I’m on chapter 6 of the video lessons, and it mentions that F.binary_cross_entropy
does not call .sigmoid()
as part of its implementation, but F.binary_cross_entropy_with_logits
does make that call. For the purposes of the chapter’s multi-label classification, we’re told to use the _with_logits
version, but when would we choose the other, non-sigmoid option?
So with F.binary_cross_entropy()
, you need to apply a sigmoid to the output logits of your neural network before passing into the loss function. But using F.binary_cross_entropy_with_logits()
, you just need to provide the output logits of the model to the function, since the sigmoid is applied internally.
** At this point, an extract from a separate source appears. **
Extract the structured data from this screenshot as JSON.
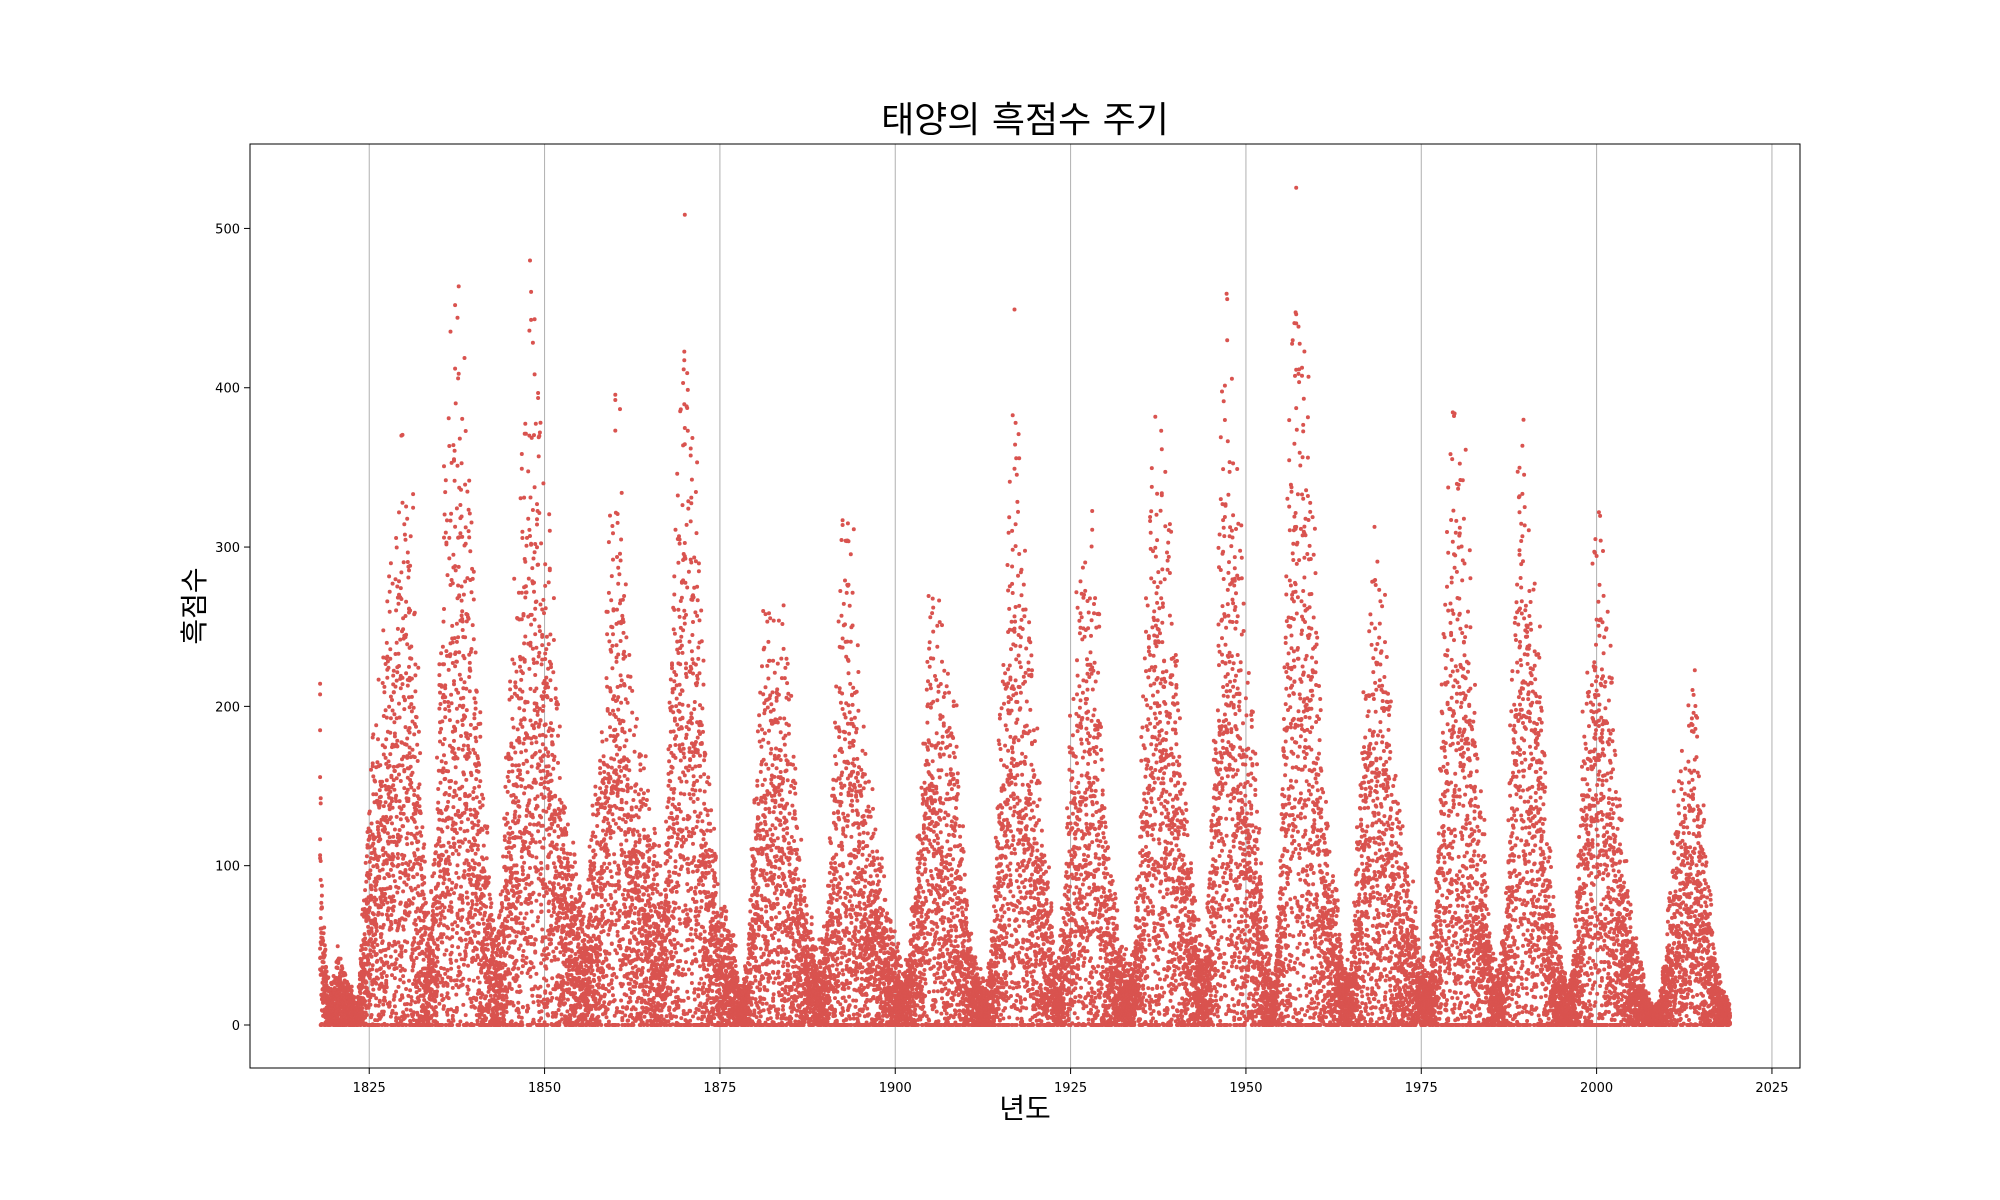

So it’s more of an implementation decision, whether you want an explicit sigmoid when you define your model, or if you assume the sigmoid takes place during the loss function calculation.
This was helpful for me. Here is a little code I used to confirm what you said:
import torch
import torch.nn.functional as F
out = torch.randn((3, 2), requires_grad=True)
y = torch.rand((3, 2), requires_grad=False)
out_after_signmoid = F.sigmoid(out)
loss1 = F.binary_cross_entropy(out_after_signmoid, y)
print(loss1)
loss2 = F.binary_cross_entropy_with_logits(out, y)
print(loss2)
output:
tensor(0.8506, grad_fn=<BinaryCrossEntropyBackward>)
tensor(0.8506, grad_fn=<BinaryCrossEntropyWithLogitsBackward>)
If to generalize is your goal, the loss function wouldn’t be the matter. I would start experimenting different regularization methos: dropout, L2, L1, etc, in this order. I cannot find the paper at hand, but I remember something like induced bias (regularization) could improve generalization with small sample size data.